If you are one who is able to celebrate Thanksgiving, who will have a table crowded with food, who will be in the people whose company you enjoy, be thankful.  And think of those who do not.  Those for whom Thanksgiving might be another seemingly meaningless day for any one of a number of reasons.  Those who may have lost much in the fury that was Superstorm Sandy or in the circumstances of its aftermath, or in other tragedies through which so many often struggle just to survive.  And if you have a chance to help a food pantry or a soup kitchen, or if you can contribute to one, or if you can write a check to Meals on Wheels or a local charitable agency or religious organization that provides for those in need, please do so.


We can only be said to be alive in those moments when our hearts are conscious of our treasures. -Thornton Wilder

Tuesday, November 6

Election Day 2012

It's here.  At last.  Election Day.  Soon the irritating election signs will be additional detritus for someone to clean up, though certainly those eager beaver electioneers aren't quite as eager to collect their signs as they are to post them everywhere there is a scrap of open space.

Just the other night I read two interesting pieces.  One an opinion piece titled "My plea to the undecided: Stay home!".  Mr. Greenfield is rude, condescending, and alarmingly close to being an idiot, in my personal opinion.

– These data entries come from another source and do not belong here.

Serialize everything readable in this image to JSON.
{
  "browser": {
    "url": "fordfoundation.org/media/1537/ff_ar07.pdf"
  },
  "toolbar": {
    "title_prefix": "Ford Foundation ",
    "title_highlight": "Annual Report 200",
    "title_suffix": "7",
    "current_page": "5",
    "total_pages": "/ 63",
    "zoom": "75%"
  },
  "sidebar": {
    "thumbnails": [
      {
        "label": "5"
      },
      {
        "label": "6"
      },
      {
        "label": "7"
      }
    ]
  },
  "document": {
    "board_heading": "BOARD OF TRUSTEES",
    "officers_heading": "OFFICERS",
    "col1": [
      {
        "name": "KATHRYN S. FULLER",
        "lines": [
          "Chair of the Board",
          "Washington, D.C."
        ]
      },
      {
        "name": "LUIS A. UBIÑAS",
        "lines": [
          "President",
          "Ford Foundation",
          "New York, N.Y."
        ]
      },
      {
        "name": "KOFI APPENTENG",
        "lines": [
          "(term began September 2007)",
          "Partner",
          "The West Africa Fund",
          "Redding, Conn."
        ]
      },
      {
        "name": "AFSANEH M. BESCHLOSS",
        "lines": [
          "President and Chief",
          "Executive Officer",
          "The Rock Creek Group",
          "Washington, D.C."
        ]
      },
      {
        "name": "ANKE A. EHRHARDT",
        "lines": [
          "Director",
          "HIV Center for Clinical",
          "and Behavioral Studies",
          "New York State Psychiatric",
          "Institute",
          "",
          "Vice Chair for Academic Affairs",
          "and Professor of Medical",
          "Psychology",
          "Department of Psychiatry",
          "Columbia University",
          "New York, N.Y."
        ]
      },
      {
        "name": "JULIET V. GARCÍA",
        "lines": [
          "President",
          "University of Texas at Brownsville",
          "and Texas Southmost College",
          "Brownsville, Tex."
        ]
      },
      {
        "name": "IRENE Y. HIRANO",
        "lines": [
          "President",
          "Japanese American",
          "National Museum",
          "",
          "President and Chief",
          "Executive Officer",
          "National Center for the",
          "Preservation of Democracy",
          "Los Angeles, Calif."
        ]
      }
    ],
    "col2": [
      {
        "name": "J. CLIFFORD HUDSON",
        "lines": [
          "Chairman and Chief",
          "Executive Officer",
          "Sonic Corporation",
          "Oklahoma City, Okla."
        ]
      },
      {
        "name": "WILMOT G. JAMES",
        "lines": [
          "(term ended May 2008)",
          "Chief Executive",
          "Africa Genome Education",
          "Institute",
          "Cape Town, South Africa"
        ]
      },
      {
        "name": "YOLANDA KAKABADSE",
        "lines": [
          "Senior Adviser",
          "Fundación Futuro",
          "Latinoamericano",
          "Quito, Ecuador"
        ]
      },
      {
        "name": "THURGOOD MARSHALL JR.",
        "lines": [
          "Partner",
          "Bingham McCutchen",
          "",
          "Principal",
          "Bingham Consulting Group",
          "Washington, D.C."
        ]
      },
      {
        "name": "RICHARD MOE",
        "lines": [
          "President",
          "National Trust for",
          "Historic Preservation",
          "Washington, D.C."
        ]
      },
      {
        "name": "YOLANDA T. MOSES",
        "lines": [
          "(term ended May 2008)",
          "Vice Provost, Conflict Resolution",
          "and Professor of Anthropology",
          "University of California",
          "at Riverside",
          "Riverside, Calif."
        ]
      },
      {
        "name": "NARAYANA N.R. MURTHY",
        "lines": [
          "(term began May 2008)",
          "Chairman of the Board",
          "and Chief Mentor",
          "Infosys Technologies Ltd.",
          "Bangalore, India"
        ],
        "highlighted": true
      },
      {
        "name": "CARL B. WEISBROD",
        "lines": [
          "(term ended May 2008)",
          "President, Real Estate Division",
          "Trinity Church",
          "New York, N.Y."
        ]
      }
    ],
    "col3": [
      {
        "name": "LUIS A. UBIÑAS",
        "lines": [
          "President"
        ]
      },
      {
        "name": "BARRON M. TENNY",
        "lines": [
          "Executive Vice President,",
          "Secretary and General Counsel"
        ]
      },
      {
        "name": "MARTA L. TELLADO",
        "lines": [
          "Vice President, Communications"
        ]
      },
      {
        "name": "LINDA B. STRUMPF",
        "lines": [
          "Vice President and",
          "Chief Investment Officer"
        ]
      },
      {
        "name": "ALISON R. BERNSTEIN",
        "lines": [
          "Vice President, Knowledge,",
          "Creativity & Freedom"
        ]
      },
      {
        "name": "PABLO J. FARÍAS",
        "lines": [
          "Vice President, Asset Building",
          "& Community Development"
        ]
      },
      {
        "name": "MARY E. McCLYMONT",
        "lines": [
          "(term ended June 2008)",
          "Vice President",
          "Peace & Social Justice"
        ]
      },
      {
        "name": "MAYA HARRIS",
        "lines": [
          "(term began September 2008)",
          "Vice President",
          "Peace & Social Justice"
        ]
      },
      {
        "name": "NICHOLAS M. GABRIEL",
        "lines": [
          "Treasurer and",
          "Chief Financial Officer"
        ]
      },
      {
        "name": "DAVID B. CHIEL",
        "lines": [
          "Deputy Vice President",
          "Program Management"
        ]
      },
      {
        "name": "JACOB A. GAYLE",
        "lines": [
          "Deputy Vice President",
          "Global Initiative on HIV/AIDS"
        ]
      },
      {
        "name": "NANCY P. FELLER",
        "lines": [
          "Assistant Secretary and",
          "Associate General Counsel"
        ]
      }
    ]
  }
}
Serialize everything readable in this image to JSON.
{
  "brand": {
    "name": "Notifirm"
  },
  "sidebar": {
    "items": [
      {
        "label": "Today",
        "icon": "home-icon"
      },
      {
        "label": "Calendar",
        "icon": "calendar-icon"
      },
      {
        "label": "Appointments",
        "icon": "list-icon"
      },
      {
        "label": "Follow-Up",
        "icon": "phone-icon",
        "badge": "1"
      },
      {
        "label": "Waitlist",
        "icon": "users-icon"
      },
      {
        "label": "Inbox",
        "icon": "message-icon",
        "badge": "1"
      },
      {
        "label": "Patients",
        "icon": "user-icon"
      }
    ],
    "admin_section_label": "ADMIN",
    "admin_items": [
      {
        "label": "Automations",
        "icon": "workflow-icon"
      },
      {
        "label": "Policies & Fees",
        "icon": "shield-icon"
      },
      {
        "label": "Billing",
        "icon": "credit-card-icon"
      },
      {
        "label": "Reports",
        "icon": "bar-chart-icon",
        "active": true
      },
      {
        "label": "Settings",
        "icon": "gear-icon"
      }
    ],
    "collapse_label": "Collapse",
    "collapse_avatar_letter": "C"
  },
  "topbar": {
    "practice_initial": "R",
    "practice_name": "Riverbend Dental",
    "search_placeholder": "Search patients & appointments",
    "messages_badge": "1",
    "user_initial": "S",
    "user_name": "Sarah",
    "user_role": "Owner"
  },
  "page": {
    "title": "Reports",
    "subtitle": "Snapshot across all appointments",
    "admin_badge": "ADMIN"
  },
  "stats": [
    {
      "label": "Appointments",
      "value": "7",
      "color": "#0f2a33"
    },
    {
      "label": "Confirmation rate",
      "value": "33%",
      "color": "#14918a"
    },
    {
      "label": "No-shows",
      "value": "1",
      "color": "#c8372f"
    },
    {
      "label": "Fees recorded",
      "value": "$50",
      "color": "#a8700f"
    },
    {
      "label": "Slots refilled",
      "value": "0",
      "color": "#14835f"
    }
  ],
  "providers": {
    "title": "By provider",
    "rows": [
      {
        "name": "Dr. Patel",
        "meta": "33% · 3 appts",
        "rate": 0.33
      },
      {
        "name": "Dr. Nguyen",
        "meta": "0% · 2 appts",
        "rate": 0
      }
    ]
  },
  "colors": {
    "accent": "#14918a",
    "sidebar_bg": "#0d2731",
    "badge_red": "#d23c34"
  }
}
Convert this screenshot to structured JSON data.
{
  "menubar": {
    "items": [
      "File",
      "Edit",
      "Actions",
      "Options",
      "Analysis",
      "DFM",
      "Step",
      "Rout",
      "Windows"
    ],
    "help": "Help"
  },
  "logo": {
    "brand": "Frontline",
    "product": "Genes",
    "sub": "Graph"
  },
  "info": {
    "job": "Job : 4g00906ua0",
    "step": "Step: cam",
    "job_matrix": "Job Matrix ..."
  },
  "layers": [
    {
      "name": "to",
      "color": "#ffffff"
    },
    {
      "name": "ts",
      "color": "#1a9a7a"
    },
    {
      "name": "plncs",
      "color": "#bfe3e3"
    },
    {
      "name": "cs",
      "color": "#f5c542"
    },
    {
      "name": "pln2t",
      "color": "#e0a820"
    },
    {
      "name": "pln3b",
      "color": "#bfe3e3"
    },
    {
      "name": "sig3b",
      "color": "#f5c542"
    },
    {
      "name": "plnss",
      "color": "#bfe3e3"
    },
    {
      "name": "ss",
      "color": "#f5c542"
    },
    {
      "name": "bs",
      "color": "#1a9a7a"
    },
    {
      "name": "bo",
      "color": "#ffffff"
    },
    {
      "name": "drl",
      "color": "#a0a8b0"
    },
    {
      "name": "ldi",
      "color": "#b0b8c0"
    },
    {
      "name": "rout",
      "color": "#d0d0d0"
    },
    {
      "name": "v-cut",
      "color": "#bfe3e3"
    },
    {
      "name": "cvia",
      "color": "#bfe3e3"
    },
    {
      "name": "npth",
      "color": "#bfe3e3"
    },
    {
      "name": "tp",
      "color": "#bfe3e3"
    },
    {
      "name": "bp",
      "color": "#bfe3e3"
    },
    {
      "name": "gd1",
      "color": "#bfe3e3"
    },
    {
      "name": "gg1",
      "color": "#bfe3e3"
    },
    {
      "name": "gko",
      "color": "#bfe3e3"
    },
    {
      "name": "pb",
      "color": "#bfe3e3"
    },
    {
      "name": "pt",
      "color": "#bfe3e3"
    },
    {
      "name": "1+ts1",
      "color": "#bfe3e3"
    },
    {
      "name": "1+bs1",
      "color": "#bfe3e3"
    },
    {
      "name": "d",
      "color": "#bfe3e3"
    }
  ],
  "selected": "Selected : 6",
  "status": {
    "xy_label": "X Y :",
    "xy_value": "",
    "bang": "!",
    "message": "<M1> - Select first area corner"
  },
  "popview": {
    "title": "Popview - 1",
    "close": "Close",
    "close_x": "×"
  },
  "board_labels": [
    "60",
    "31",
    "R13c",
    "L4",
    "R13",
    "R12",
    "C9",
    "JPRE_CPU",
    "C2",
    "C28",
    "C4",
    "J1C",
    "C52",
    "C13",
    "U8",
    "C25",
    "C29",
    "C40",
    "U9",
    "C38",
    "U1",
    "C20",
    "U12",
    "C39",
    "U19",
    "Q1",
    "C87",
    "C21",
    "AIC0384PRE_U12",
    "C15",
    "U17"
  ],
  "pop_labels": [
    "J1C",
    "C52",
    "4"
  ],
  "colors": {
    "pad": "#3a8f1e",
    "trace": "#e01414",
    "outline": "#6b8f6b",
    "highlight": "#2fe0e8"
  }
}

Another piece is titled "Why 40% of Americans Won't Vote for President," which is an interesting and informative little ditty worth reading.  I'm intrigued by the observation that people don't vote because it is inconvenient.  No, let me restate.  I'm appalled by the observation that people don't vote because it is inconvenient or that we might somehow suffer from too many opportunities to vote.

I don't think people are undecided so much as they are overinformed, but many of us recognize that we aren't really overinformed because there isn't a single candidate who tells the truth.  They shade the truth or skirt the truth because they have way too many messages for way too many groups, and they alert to and wary of when and how the media might pounce.

I'm smart enough to know that I'm not only overinformed, but underinformed. . . and because of the truth shading and truth skirting and the negative ads and all of the other bullshit that comes along with electioneering.

I also recognize my hypocrisy.  I didn't vote this year because, quite frankly, I didn't want to.  I'm not undecided.  I just don't know enough about any of these candidates to make an informed decision.  I wish electioneering hadn't become a sport in this country.  I wish that politicians and the media hadn't turned such a remarkable right and opportunity into what seems like a guessing game for voters and a game of "gotcha" for political campaign groups and the media.

I hope you did go out and vote.  I hope you exercised what is and should be a sacred right.  I hope that as part of your right to vote, as part of that freedom to express your opinion, you also gave pause to think about the implications of your vote as well as about how we have allowed our political system to become a game of sorts to far too many people.

People like to blame the media for all sorts of things, and often rightly so.  But we have given them that power by being interested in the salacious.  The media claims to give the people what it wants and we seem to want to be a mean-spirited, trash-talking, tattle-telling, bullying, and petulant society.

Think about that as you think about the direction of this country and the people who might best be able to pull us from our tailspin of incivility.

Oh, and try to be nice to each other today.  As a friend of mine said the other day, "Being nice matters."